Someone--I think I know who, but I'm not positive enough of this fact to state it as fact--decided that we needed to establish ourselves as a rock band, a serious rock band, playing the newestlastest in nu-rock, none of that silly "Louie Louie" stuff or that old-fashioned Merle Haggard music. Well, we did that, and we improved as individual musicians, and the crowds began to diminsh. What to do? It must be that we weren't serious enough, and that we weren't completely committed to excellence, and to do that , we'd have to eschew one more member. And we did. And we grew more cohesive, more serious. Sure, it wasn't fun anymore, but a least we were improving, making in-roads, turning into a real band. Subsequently, our crowds diminished from few to none. Really. On at least two occasions, we played to only the bar owner and the bartenders. Both times, we were given a paltry sum for gas money, for we thought the owner felt pity for us, such a great band showing up and playing for nobody. It wasn't until years later that we realized that after those two gigs, we were never asked to play those bars again. Those owners didn't pay us pity money; no, they paid us not to come back.

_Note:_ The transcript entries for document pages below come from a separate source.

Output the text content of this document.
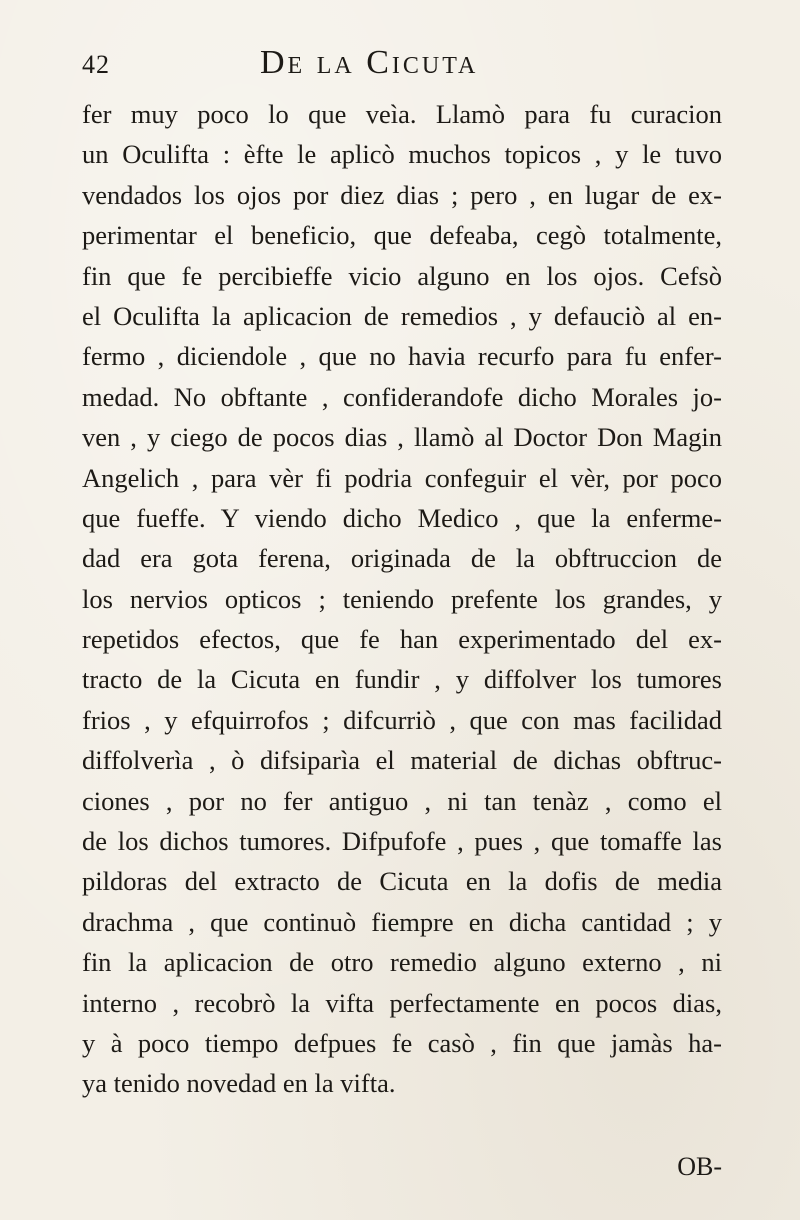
42	De la Cicuta
fer muy poco lo que veìa. Llamò para fu curacion
un Oculifta : èfte le aplicò muchos topicos , y le tuvo
vendados los ojos por diez dias ; pero , en lugar de ex-
perimentar el beneficio, que defeaba, cegò totalmente,
fin que fe percibieffe vicio alguno en los ojos. Cefsò
el Oculifta la aplicacion de remedios , y defauciò al en-
fermo , diciendole , que no havia recurfo para fu enfer-
medad. No obftante , confiderandofe dicho Morales jo-
ven , y ciego de pocos dias , llamò al Doctor Don Magin
Angelich , para vèr fi podria confeguir el vèr, por poco
que fueffe. Y viendo dicho Medico , que la enferme-
dad era gota ferena, originada de la obftruccion de
los nervios opticos ; teniendo prefente los grandes, y
repetidos efectos, que fe han experimentado del ex-
tracto de la Cicuta en fundir , y diffolver los tumores
frios , y efquirrofos ; difcurriò , que con mas facilidad
diffolverìa , ò difsiparìa el material de dichas obftruc-
ciones , por no fer antiguo , ni tan tenàz , como el
de los dichos tumores. Difpufofe , pues , que tomaffe las
pildoras del extracto de Cicuta en la dofis de media
drachma , que continuò fiempre en dicha cantidad ; y
fin la aplicacion de otro remedio alguno externo , ni
interno , recobrò la vifta perfectamente en pocos dias,
y à poco tiempo defpues fe casò , fin que jamàs ha-
ya tenido novedad en la vifta.
OB-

We soon split for about a year. The new member of the band left, and one former member returned, and we soon started playing again, here and there, mostly for free, and--except for one specific instance--the audiences, while never large, enjoyed us. Heck, we enjoyed us. We started having fun again, while practicing and performing. We were much more relaxed, much less concerned about our perceived image. I think that we innately understood that if we weren't enjoying what we were playing, then our audience probably wouldn't, either.

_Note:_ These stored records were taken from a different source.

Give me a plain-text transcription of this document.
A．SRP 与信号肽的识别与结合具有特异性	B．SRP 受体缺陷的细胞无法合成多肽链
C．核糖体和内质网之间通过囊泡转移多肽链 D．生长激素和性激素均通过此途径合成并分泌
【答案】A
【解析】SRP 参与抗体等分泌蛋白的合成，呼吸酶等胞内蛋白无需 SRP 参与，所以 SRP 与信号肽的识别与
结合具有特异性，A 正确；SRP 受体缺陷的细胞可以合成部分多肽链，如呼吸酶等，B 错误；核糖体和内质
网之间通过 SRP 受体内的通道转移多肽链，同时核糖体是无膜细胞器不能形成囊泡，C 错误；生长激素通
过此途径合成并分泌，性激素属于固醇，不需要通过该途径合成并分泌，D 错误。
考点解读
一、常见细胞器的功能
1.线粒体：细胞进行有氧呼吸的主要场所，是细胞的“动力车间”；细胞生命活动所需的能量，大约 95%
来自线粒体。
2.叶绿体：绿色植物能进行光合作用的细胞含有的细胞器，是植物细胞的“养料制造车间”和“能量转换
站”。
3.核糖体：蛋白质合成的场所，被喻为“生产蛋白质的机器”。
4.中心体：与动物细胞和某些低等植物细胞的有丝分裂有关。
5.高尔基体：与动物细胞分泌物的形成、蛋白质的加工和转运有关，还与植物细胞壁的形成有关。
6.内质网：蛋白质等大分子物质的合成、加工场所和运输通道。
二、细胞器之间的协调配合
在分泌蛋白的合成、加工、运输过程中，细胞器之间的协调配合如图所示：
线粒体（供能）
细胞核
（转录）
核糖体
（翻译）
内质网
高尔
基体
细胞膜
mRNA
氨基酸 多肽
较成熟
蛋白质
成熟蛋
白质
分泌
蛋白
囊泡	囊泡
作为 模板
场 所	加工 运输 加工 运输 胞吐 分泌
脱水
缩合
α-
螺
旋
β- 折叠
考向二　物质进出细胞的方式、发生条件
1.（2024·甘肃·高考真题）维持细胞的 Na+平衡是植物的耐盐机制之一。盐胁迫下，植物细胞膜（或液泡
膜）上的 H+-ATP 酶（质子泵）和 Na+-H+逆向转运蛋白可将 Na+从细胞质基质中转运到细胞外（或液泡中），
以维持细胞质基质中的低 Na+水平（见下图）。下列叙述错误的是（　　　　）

Mika (British singer Michael Penniman) understands the problems of image and identity all too well. He wrote "Grace Kelly" as an analogy of one his first experiences with a record company, who wanted to fit him in the Robbie Williams* mold. Looking strictly at the basic melodic and instrumental forms from Mika's excellent debut album Life in Cartoon Motion, Mika's songs wouldn't have taken much adjustment to fit into Williams's latter-day, overproduced, Abba/Elton John formula; however, Mika's voice and his vocal stylizations...that's another matter.

Mika has incredible vocal range (anywhere between 3 1/2 - 5 octaves) and power. He's a higher-pitched, less gutteral Freddy Mercury (whom he name drops in the song), with a good helping of disco Barry Gibb thrown in as well. In addition, Mika's vocals are not only dramatic, but they're also unashamedly flamboyant and unabashedly joyful. He rarely sings a lyric straight for any more than a line at a time; he'll start a verse (somewhat) reserved, sounding like Billy Squier, and then--on this song--he'll hit the chorus and trill up the scale, launching into a Chipmunk-like falsetto, before climbing back down, and then immediately back up again to finish off, before he starts the next verse, his voice lower, but still undulating, purposefully wavering, anxious to unleash his spirit.

Mika's joy here--and on his other songs, too, but this one's his best, as the lyrics are smart and witty and the melody's inescapably catchy--is infectious, as one would have to be down in the dour doldrums not to smile at this one, whether that smile comes from laughing at Mika's dramatics (his singing an entire line or two in the highest falsetto he can offer, sounding like Franki Valli in the Four Seasons's cover of Bob Dylan's "Don't Think Twice, It's Alright"; his breathy phrasing of "Kell-aye;" his feigned pouting) or from admiring his audacity or from enjoying the song or just from trying to sing along. The song's funny, and it's fun, but Mika's no joke. He's a showman, sure, but it's his show he's selling. He plays what he plays. The rest will get sorted out later.